Perú declaró un estado de emergencia que abarcará dos meses como respuesta a la llegada anticipada de lluvias torrenciales vinculadas al fenómeno de El Niño. Esta medida afecta a 796 distritos en diversas regiones como Lima, Cusco y Arequipa, y busca mitigar el impacto de las precipitaciones intensas que podrían generar inundaciones y daños graves.
El estado de emergencia faculta a las autoridades nacionales, regionales y locales a coordinar acciones de prevención y respuesta para reducir riesgos antes de la llegada de las lluvias. Así, se implementan protocolos para reforzar la infraestructura, estabilizar zonas vulnerables y asegurar la atención rápida de emergencias.

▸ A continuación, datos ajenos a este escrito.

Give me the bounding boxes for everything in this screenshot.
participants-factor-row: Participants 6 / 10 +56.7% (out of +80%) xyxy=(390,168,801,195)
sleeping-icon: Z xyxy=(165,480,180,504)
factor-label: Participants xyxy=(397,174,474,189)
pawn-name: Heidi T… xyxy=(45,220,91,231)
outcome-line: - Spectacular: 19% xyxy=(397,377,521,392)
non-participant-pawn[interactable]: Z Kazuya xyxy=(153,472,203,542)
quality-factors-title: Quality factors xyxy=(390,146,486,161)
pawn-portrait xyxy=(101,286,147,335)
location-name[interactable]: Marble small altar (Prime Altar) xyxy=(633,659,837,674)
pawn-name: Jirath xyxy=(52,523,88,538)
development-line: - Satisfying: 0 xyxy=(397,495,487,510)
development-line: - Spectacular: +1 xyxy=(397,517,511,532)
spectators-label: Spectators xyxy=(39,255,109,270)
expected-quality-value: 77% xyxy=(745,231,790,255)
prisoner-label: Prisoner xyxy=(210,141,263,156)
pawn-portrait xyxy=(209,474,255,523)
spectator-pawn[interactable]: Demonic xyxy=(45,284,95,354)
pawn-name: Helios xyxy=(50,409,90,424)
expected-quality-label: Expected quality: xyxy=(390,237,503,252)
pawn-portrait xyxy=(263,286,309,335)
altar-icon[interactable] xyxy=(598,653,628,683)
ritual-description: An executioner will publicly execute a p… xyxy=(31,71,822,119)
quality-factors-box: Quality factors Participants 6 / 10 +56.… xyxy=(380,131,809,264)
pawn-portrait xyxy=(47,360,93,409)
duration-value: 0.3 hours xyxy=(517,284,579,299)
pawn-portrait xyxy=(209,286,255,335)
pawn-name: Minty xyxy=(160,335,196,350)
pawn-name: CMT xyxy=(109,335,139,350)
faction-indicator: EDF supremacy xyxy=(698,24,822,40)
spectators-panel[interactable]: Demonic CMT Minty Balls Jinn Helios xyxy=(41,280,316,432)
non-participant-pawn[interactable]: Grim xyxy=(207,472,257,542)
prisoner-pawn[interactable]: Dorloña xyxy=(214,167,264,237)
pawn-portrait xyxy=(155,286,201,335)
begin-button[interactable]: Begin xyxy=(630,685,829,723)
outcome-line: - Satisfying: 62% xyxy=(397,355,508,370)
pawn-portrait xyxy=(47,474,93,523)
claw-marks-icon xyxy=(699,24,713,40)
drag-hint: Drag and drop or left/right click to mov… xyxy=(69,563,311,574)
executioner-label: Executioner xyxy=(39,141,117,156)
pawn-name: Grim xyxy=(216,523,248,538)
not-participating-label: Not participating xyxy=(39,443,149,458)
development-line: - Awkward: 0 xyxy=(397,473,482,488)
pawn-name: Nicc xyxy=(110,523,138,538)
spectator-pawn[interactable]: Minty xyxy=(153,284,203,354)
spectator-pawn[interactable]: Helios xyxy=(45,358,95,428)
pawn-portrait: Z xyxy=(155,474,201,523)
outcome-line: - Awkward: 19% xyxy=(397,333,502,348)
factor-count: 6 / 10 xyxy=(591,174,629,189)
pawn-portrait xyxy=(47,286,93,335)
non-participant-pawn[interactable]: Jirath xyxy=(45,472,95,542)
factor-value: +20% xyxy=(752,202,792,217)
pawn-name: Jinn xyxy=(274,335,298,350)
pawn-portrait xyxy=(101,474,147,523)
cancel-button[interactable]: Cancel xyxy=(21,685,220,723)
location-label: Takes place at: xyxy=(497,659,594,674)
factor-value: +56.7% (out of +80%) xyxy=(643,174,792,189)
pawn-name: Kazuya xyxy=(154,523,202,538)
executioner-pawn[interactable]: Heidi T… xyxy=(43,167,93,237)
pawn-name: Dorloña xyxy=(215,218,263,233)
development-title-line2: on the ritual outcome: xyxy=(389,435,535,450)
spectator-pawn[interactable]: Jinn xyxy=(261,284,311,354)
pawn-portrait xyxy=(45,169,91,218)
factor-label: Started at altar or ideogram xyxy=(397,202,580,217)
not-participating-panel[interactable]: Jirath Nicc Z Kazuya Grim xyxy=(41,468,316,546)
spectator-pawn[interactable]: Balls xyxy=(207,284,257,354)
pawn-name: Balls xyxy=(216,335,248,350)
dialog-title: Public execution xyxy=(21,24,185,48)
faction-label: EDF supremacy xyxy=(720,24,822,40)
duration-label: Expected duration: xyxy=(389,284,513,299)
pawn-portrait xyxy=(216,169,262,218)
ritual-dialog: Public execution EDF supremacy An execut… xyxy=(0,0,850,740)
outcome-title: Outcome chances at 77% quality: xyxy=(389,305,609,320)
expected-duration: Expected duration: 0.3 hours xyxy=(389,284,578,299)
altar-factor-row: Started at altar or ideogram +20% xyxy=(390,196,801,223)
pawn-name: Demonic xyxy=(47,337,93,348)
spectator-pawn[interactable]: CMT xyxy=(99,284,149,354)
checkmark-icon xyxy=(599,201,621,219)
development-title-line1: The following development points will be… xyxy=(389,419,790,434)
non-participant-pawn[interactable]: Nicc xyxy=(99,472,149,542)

El Niño es un fenómeno climático que calienta la superficie del océano Pacífico y altera los patrones meteorológicos a nivel global. En Perú, estas alteraciones se traducen principalmente en un aumento de lluvias que podría desbordar ríos y causar inundaciones en zonas pobladas. Este fenómeno ha sido señalado recientemente como el más intenso en siete décadas, lo que incrementa las preocupaciones por su impacto en la población y la economía.
Las autoridades ya trabajan en la vigilancia constante de las condiciones meteorológicas y en la difusión de recomendaciones para la población en riesgo. Entre las acciones previstas se encuentran el monitoreo de ríos, limpieza de canales y la preparación de refugios temporales para posibles evacuaciones.